The Commission of Inquiry into the financial transactions of former President Jammeh has indicted at least 38 ex-top government officials and private businessmen and several finance institutions for their alleged roles in looting the Gambian treasury.
The 1,600-page report has indicted Jammeh for theft of a billion dalasi and over $304 million, over 29 million Euros, and over 2 million Pounds Sterling.
The commission report was released Friday with a government plan of action by the Justice Minister Abubacarr Tambadou.
At the top of the list of those indicted are Jammeh and his wife Zineb Souma Jammeh.
Also indicted by the report are former State Guard commander General Sulayman Badjie, ex vice-president Isatou Njie Saidy, businessmen Amadou Samba, Tarek Musa, Mohamed Bazzi, Fadi George Mazegi, Nicolae Buzainu, and Dragos Buzainou,
Others are Illeja Reymond, Martin Keller, Ali Yousseh Sharara, Ansumana Jammeh, Woreh Njie Ceesay, Alhagie Ousman Ceesay, and Fatou Njie.
These people were held responsible for either civil or criminal wrongs or sometimes both.
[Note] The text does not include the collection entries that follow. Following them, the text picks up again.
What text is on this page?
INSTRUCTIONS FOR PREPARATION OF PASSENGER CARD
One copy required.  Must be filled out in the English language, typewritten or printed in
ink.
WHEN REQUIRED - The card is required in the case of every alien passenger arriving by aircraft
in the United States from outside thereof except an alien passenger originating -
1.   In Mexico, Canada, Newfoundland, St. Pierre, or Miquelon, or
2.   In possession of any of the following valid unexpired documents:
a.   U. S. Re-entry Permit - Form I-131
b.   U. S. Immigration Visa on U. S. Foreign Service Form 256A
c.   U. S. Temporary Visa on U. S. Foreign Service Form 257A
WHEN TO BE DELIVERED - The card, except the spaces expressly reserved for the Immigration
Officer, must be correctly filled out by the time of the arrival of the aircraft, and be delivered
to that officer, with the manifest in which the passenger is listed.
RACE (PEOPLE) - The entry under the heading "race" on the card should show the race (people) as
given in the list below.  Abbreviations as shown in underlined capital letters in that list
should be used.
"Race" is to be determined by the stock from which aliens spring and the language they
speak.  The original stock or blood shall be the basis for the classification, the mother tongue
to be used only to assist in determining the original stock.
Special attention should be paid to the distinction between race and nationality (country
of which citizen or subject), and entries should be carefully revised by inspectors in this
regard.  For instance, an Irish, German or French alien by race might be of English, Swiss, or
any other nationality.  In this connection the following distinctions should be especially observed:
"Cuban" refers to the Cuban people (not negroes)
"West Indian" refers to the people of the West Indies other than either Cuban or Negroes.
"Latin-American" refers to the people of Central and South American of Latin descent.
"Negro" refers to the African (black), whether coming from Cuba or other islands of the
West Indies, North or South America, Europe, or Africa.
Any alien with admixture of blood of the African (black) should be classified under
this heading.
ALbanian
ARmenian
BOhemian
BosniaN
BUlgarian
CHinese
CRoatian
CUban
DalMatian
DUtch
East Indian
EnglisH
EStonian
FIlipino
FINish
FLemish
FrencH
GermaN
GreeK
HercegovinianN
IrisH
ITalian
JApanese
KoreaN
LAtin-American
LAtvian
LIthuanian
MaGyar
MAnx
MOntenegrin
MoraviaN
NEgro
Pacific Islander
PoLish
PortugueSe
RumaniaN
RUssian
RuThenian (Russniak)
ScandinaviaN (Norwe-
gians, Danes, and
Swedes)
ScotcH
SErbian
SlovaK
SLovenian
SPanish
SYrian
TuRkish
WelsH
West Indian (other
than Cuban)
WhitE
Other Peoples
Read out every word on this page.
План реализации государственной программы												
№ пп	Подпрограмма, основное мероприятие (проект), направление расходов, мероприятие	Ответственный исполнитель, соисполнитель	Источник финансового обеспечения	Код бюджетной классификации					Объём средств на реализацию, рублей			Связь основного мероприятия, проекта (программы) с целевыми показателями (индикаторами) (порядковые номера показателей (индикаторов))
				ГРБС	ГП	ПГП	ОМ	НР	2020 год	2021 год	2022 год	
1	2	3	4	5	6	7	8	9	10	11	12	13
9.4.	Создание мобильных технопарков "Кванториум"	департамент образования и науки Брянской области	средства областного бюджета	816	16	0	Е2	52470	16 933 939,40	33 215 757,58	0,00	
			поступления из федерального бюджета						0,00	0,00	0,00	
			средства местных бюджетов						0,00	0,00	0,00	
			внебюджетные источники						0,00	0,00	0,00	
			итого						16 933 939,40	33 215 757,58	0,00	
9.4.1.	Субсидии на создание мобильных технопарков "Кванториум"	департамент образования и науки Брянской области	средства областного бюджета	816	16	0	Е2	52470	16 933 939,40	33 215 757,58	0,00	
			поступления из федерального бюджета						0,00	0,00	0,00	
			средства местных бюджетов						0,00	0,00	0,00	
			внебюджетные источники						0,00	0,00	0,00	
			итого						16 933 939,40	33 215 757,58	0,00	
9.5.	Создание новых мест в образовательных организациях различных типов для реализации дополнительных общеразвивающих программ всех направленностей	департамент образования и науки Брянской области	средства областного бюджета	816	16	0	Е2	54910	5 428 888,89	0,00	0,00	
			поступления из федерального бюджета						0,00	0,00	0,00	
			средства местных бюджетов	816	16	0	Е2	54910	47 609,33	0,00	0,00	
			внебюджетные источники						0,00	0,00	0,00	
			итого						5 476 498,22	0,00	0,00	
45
There were several others outside of the 38 who were also indicted in the report.
Former vice-president Isatou Njie Saidy received a ban of five years.
The Gambia government has also warned at least 11 people among them serving ministers over their roles in financial wrongdoings.
They are Noah Touray, minister of Ecomic Affairs Mambury Njie, Ousman Jobarteh, Ousman Jammeh, Isatou Auber, Ismaila Sanyang, Yam B Keita, Lamin Nyabally, Dr Kalilou Bayo, Abdoulie M Sallah, Sulayman Samba, and Momodou L Bah.
Meanwhile the United States has pledged to help the Gambia government recover state resources thought to have been stolen by Jammeh, its embassy in Banjul said on Friday.
Jammeh has several properties in the US including a mansion in Maryland.
The U.S said it applauds the release of the full report of the commission of inquiry as well as the cabinet white paper.
The government's white paper has been received with mixed feelings by Gambians.
While some are happy with it, others quickly dismissed it as biased and selective.